On the anniversary of WW1, Historic England are mapping 100 years of BAME heritage
In 2018 it will be 100 years since the end of WW1. Thousands of Black and Asian soldiers from across the British Empire fought in the war and were stationed here: prompting waves of migration that greatly influenced England’s culture, industry and economy.
That’s why, as part of their campaign Another England, Historic England is inviting residents to help tell the story of Manchester’s Black and Asian heritage over the last 100 years. Visitors to the website are invited to share the places and buildings in Manchester that are important to them by ‘pinning’ them on an interactive map of the city with accompanying photos: from places of worship to parks, cafes or even someone’s home.

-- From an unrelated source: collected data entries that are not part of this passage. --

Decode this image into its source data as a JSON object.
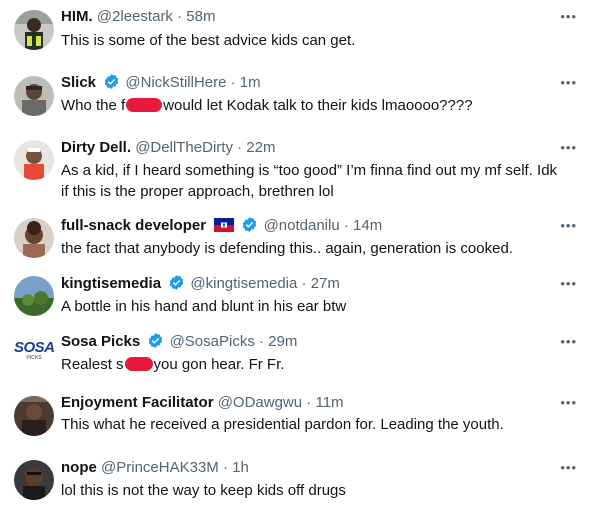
{
  "tweets": [
    {
      "name": "HIM.",
      "handle": "@2leestark",
      "time": "58m",
      "text": "This is some of the best advice kids can get.",
      "avatar": "avatar-him"
    },
    {
      "name": "Slick",
      "handle": "@NickStillHere",
      "time": "1m",
      "text_a": "Who the f",
      "text_b": "would let Kodak talk to their kids lmaoooo????",
      "verified": true,
      "avatar": "avatar-slick"
    },
    {
      "name": "Dirty Dell.",
      "handle": "@DellTheDirty",
      "time": "22m",
      "text_line1": "As a kid, if I heard something is “too good” I’m finna find out my mf self. Idk",
      "text_line2": "if this is the proper approach, brethren lol",
      "avatar": "avatar-dirty-dell"
    },
    {
      "name": "full-snack developer",
      "handle": "@notdanilu",
      "time": "14m",
      "text": "the fact that anybody is defending this.. again, generation is cooked.",
      "verified": true,
      "flag": "haiti-flag-icon",
      "avatar": "avatar-full-snack"
    },
    {
      "name": "kingtisemedia",
      "handle": "@kingtisemedia",
      "time": "27m",
      "text": "A bottle in his hand and blunt in his ear btw",
      "verified": true,
      "avatar": "avatar-kingtise"
    },
    {
      "name": "Sosa Picks",
      "handle": "@SosaPicks",
      "time": "29m",
      "text_a": "Realest s",
      "text_b": "you gon hear. Fr Fr.",
      "verified": true,
      "avatar": "avatar-sosa",
      "logo_text": "SOSA",
      "logo_sub": "PICKS"
    },
    {
      "name": "Enjoyment Facilitator",
      "handle": "@ODawgwu",
      "time": "11m",
      "text": "This what he received a presidential pardon for. Leading the youth.",
      "avatar": "avatar-enjoyment"
    },
    {
      "name": "nope",
      "handle": "@PrinceHAK33M",
      "time": "1h",
      "text": "lol this is not the way to keep kids off drugs",
      "avatar": "avatar-nope"
    }
  ],
  "separator": "·",
  "more_label": "•••",
  "colors": {
    "verified": "#1d9bf0",
    "secondary_text": "#536471",
    "censor_blur": "#e8193c"
  }
}
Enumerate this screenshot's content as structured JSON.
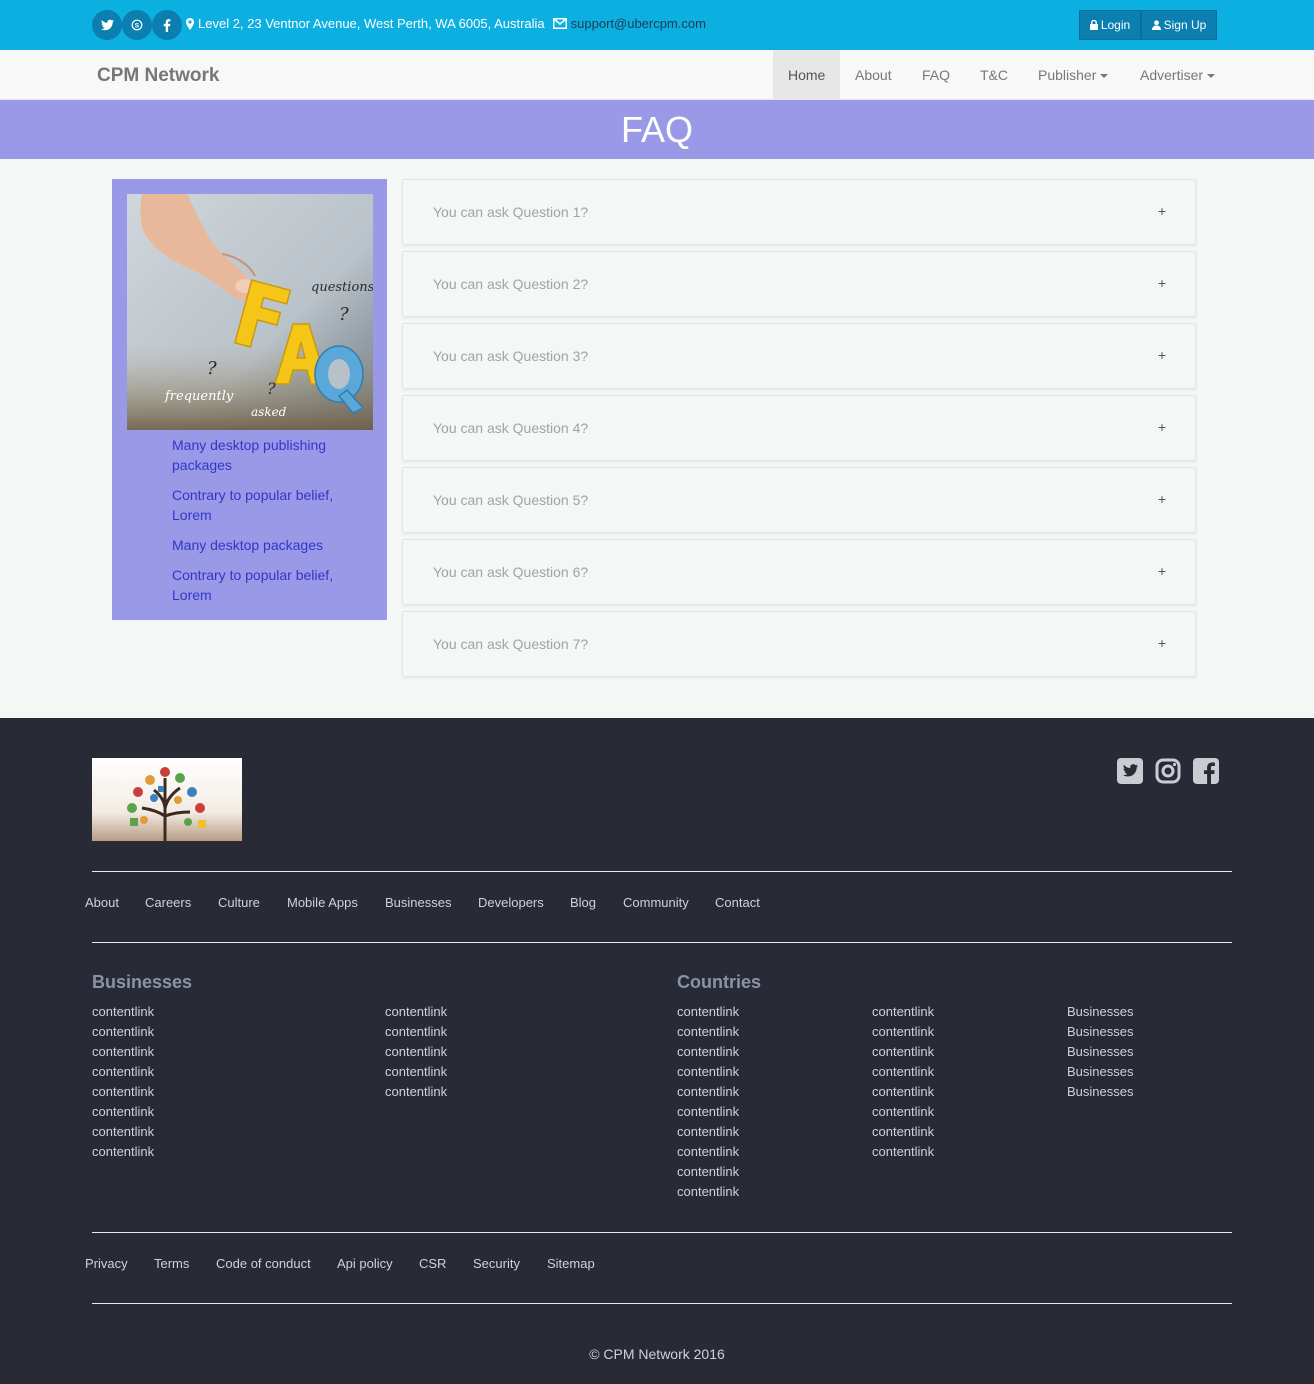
{
  "topbar": {
    "social": [
      "twitter-icon",
      "skype-icon",
      "facebook-icon"
    ],
    "address": "Level 2, 23 Ventnor Avenue, West Perth, WA 6005, Australia",
    "email": "support@ubercpm.com",
    "login": "Login",
    "signup": "Sign Up",
    "colors": {
      "bar": "#0bafe0",
      "circle": "#0a7fb0"
    }
  },
  "navbar": {
    "brand": "CPM Network",
    "items": [
      "Home",
      "About",
      "FAQ",
      "T&C",
      "Publisher",
      "Advertiser"
    ],
    "active": "Home"
  },
  "page": {
    "title": "FAQ",
    "accent": "#9999e8"
  },
  "sidebar": {
    "image_text": {
      "letters": "FAQ",
      "frequently": "frequently",
      "asked": "asked",
      "questions": "questions"
    },
    "links": [
      "Many desktop publishing packages",
      "Contrary to popular belief, Lorem",
      "Many desktop packages",
      "Contrary to popular belief, Lorem"
    ]
  },
  "faq": {
    "questions": [
      "You can ask Question 1?",
      "You can ask Question 2?",
      "You can ask Question 3?",
      "You can ask Question 4?",
      "You can ask Question 5?",
      "You can ask Question 6?",
      "You can ask Question 7?"
    ],
    "toggle": "+"
  },
  "footer": {
    "social": [
      "twitter-icon",
      "instagram-icon",
      "facebook-icon"
    ],
    "nav": [
      "About",
      "Careers",
      "Culture",
      "Mobile Apps",
      "Businesses",
      "Developers",
      "Blog",
      "Community",
      "Contact"
    ],
    "businesses_heading": "Businesses",
    "countries_heading": "Countries",
    "businesses_col1": [
      "contentlink",
      "contentlink",
      "contentlink",
      "contentlink",
      "contentlink",
      "contentlink",
      "contentlink",
      "contentlink"
    ],
    "businesses_col2": [
      "contentlink",
      "contentlink",
      "contentlink",
      "contentlink",
      "contentlink"
    ],
    "countries_col1": [
      "contentlink",
      "contentlink",
      "contentlink",
      "contentlink",
      "contentlink",
      "contentlink",
      "contentlink",
      "contentlink",
      "contentlink",
      "contentlink"
    ],
    "countries_col2": [
      "contentlink",
      "contentlink",
      "contentlink",
      "contentlink",
      "contentlink",
      "contentlink",
      "contentlink",
      "contentlink"
    ],
    "countries_col3": [
      "Businesses",
      "Businesses",
      "Businesses",
      "Businesses",
      "Businesses"
    ],
    "legal": [
      "Privacy",
      "Terms",
      "Code of conduct",
      "Api policy",
      "CSR",
      "Security",
      "Sitemap"
    ],
    "copyright": "© CPM Network 2016",
    "bg": "#282b35"
  }
}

Want to find out more? On Saturday 26 May, 11am – 4pm, they’ll be hosting a free drop-in at Manchester Central Library; promising music, art, discussions and the chance to do just that.

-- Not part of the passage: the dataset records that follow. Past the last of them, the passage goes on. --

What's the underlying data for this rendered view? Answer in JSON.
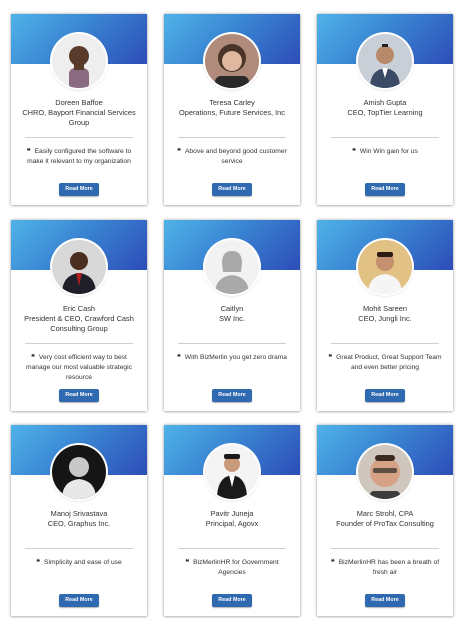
{
  "read_more_label": "Read More",
  "testimonials": [
    {
      "name": "Doreen Baffoe",
      "role": "CHRO, Bayport Financial Services Group",
      "quote": "Easily configured the software to make it relevant to my organization",
      "avatar": "person-photo-woman"
    },
    {
      "name": "Teresa Carley",
      "role": "Operations, Future Services, Inc",
      "quote": "Above and beyond good customer service",
      "avatar": "person-photo-woman"
    },
    {
      "name": "Amish Gupta",
      "role": "CEO, TopTier Learning",
      "quote": "Win Win gain for us",
      "avatar": "person-photo-man"
    },
    {
      "name": "Eric Cash",
      "role": "President & CEO, Crawford Cash Consulting Group",
      "quote": "Very cost efficient way to best manage our most valuable strategic resource",
      "avatar": "person-photo-man"
    },
    {
      "name": "Caitlyn",
      "role": "SW Inc.",
      "quote": "With BizMerlin you get zero drama",
      "avatar": "placeholder-person-icon"
    },
    {
      "name": "Mohit Sareen",
      "role": "CEO, Jungli Inc.",
      "quote": "Great Product, Great Support Team and even better pricing",
      "avatar": "person-photo-man"
    },
    {
      "name": "Manoj Srivastava",
      "role": "CEO, Graphus Inc.",
      "quote": "Simplicity and ease of use",
      "avatar": "person-photo-man"
    },
    {
      "name": "Pavitr Juneja",
      "role": "Principal, Agovx",
      "quote": "BizMerlinHR for Government Agencies",
      "avatar": "person-photo-man"
    },
    {
      "name": "Marc Strohl, CPA",
      "role": "Founder of ProTax Consulting",
      "quote": "BizMerlinHR has been a breath of fresh air",
      "avatar": "person-photo-man"
    }
  ]
}
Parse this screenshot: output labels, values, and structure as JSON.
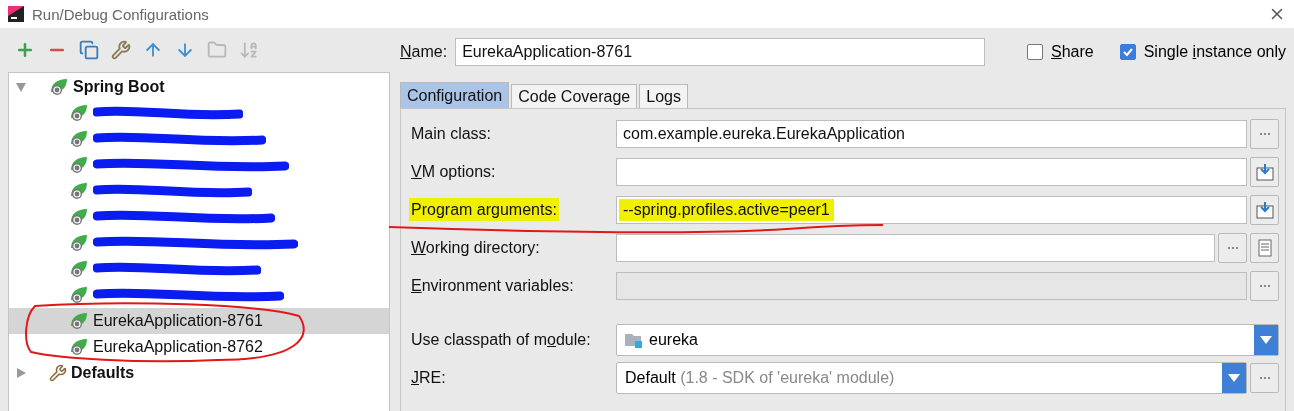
{
  "window": {
    "title": "Run/Debug Configurations"
  },
  "toolbar": [
    {
      "kind": "add",
      "disabled": false
    },
    {
      "kind": "remove",
      "disabled": false
    },
    {
      "kind": "copy",
      "disabled": false
    },
    {
      "kind": "edit",
      "disabled": false
    },
    {
      "kind": "up",
      "disabled": false
    },
    {
      "kind": "down",
      "disabled": false
    },
    {
      "kind": "folder",
      "disabled": true
    },
    {
      "kind": "sort",
      "disabled": true
    }
  ],
  "tree": [
    {
      "label": "Spring Boot",
      "kind": "spring",
      "expanded": true,
      "children": [
        {
          "kind": "redacted",
          "selected": false,
          "circled": false
        },
        {
          "kind": "redacted",
          "selected": false,
          "circled": false
        },
        {
          "kind": "redacted",
          "selected": false,
          "circled": false
        },
        {
          "kind": "redacted",
          "selected": false,
          "circled": false
        },
        {
          "kind": "redacted",
          "selected": false,
          "circled": false
        },
        {
          "kind": "redacted",
          "selected": false,
          "circled": false
        },
        {
          "kind": "redacted",
          "selected": false,
          "circled": false
        },
        {
          "kind": "redacted",
          "selected": false,
          "circled": false
        },
        {
          "kind": "spring",
          "label": "EurekaApplication-8761",
          "selected": true,
          "circled": true
        },
        {
          "kind": "spring",
          "label": "EurekaApplication-8762",
          "selected": false,
          "circled": true
        }
      ]
    },
    {
      "label": "Defaults",
      "kind": "defaults",
      "expanded": false
    }
  ],
  "name_field": {
    "label": {
      "key": "N",
      "post": "ame:"
    },
    "value": "EurekaApplication-8761"
  },
  "options": [
    {
      "label": {
        "key": "S",
        "post": "hare"
      },
      "checked": false
    },
    {
      "label": {
        "pre": "Single ",
        "key": "i",
        "post": "nstance only"
      },
      "checked": true
    }
  ],
  "tabs": [
    {
      "label": "Configuration",
      "selected": true
    },
    {
      "label": "Code Coverage",
      "selected": false
    },
    {
      "label": "Logs",
      "selected": false
    }
  ],
  "fields": [
    {
      "kind": "text",
      "label": {
        "pre": "Main class:"
      },
      "value": "com.example.eureka.EurekaApplication",
      "buttons": [
        {
          "kind": "browse"
        }
      ]
    },
    {
      "kind": "text",
      "label": {
        "key": "V",
        "post": "M options:"
      },
      "buttons": [
        {
          "kind": "insert"
        }
      ]
    },
    {
      "kind": "text",
      "label": {
        "pre": "Program ar",
        "key": "g",
        "post": "uments:"
      },
      "value": "--spring.profiles.active=peer1",
      "buttons": [
        {
          "kind": "insert"
        }
      ],
      "highlighted": true,
      "underlined": true
    },
    {
      "kind": "text",
      "label": {
        "key": "W",
        "post": "orking directory:"
      },
      "buttons": [
        {
          "kind": "browse"
        },
        {
          "kind": "file"
        }
      ]
    },
    {
      "kind": "text",
      "label": {
        "key": "E",
        "post": "nvironment variables:"
      },
      "disabled": true,
      "buttons": [
        {
          "kind": "browse"
        }
      ]
    },
    {
      "kind": "module",
      "label": {
        "pre": "Use classpath of m",
        "key": "o",
        "post": "dule:"
      },
      "value": "eureka"
    },
    {
      "kind": "combo",
      "label": {
        "key": "J",
        "post": "RE:"
      },
      "value": "Default",
      "hint": "(1.8 - SDK of 'eureka' module)",
      "buttons": [
        {
          "kind": "browse"
        }
      ]
    }
  ]
}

Duncan Wilson, Chief Executive at Historic England, said: “Through this project we want to raise awareness of England’s Black and Asian heritage. There’s a gap in the nation’s knowledge of this part of the past and we want to help fill it. We’re asking for people to share their pictures, places and the stories behind them to help build a fuller picture of England’s Black and Asian history.
“Ten decades is a long time and we’re keen to find out why people came to Manchester to put down new roots or build on existing ones, and to record the places in which they lived, worked and socialised. We also want to hear about more recent experiences of Black and Asian people - such as those who were born and grew up in the city".